With the Biden administration bringing climate action back to the federal level, the fossil fuel industry is ramping up its efforts to deny, distract, and delay. But all politics is local, so to see how the industry will defend itself, let’s look at a case study: Massachusetts. It’s considered one of the most liberal states, home of notable national progressive figures. So why are advocates in the state running into such staunch opposition on climate policy?
Well apparently it’s because Republican Governor Charlie Baker, who recently vetoed a climate bill that’s been amended and is back on his desk, is swayed by gas and utility lobbying and front groups who have been quietly working with the housing industry for a decade to destroy climate action in the commonwealth.

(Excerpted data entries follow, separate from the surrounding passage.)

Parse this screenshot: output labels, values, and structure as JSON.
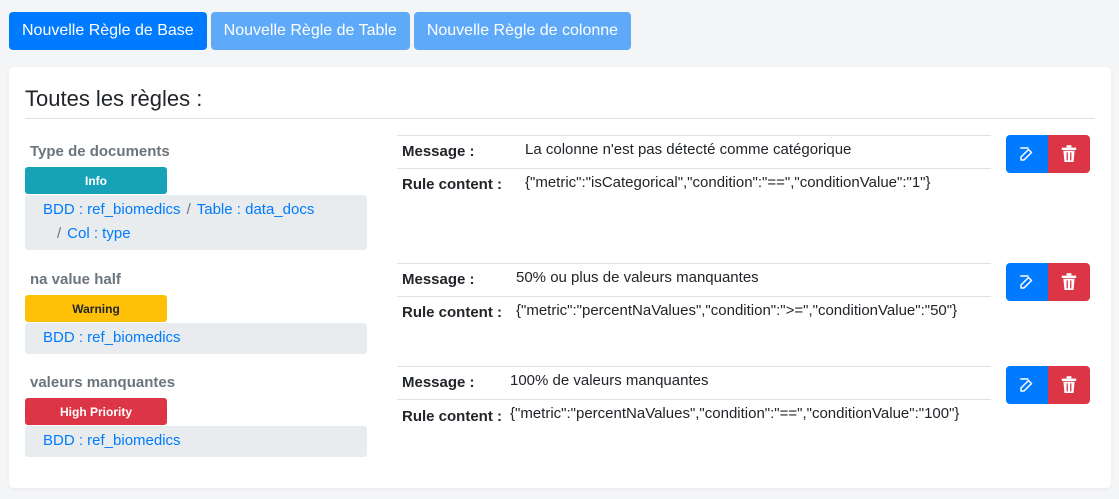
{
  "toolbar": {
    "new_base_rule": "Nouvelle Règle de Base",
    "new_table_rule": "Nouvelle Règle de Table",
    "new_column_rule": "Nouvelle Règle de colonne"
  },
  "card": {
    "title": "Toutes les règles :"
  },
  "labels": {
    "message": "Message :",
    "rule_content": "Rule content :"
  },
  "rules": [
    {
      "name": "Type de documents",
      "priority": "Info",
      "bdd": "BDD : ref_biomedics",
      "table": "Table : data_docs",
      "col": "Col : type",
      "message": "La colonne n'est pas détecté comme catégorique",
      "content": "{\"metric\":\"isCategorical\",\"condition\":\"==\",\"conditionValue\":\"1\"}"
    },
    {
      "name": "na value half",
      "priority": "Warning",
      "bdd": "BDD : ref_biomedics",
      "message": "50% ou plus de valeurs manquantes",
      "content": "{\"metric\":\"percentNaValues\",\"condition\":\">=\",\"conditionValue\":\"50\"}"
    },
    {
      "name": "valeurs manquantes",
      "priority": "High Priority",
      "bdd": "BDD : ref_biomedics",
      "message": "100% de valeurs manquantes",
      "content": "{\"metric\":\"percentNaValues\",\"condition\":\"==\",\"conditionValue\":\"100\"}"
    }
  ],
  "colors": {
    "primary": "#007bff",
    "info": "#17a2b8",
    "warning": "#ffc107",
    "danger": "#dc3545"
  },
  "icons": {
    "edit": "edit-icon",
    "delete": "trash-icon"
  }
}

The question of why climate legislation is running into fierce opposition is the subject of a new report from the Institute at Brown for Environment and Society. They analyzed over a thousand pieces of testimony and four thousand lobbying visits related to the 53 key environmental bills introduced in Massachusetts between 2013 and 2018, and found that 90% of the public’s testimony in legislative committees was in favor of the bills. But there was little legislative success. Why?
The report points to key opposition coalitions — including electric and gas utilities, other fossil fuel industry groups, traditional power generators, and even the real estate industry — pooling their sizable resources to outspend advocates of clean energy by more than 3.5 to 1.
While utility and fossil fuel involvement is sort of par for the course, it stands out that the three real estate groups, NAIOP (commercial real estate brokers), the Massachusetts Association of Realtors, and the Greater Boston Real Estate Board, spent a combined $2.6 million lobbying opposing climate and clean energy bills between 2013 and 2018.
So now, even though all-electric buildings are already saving consumers money, and using gas for heating will raise prices and make it impossible for the state to reach its climate goals, Gov. Baker may continue to resist signing a bill to electrify buildings.
And it probably has something to do with the lobbying done by the Mass Coalition for Sustainable Energy, which is basically just a front group from the gas pipeline company Enbridge and the gas utility Eversource that gets its funding from, you guessed it, an assortment of business and builder groups, including NAIOP.
With fossil fuels, utilities, power generators, and the real estate industry as the four walls, they’ve built a house of climate denial in Massachusetts.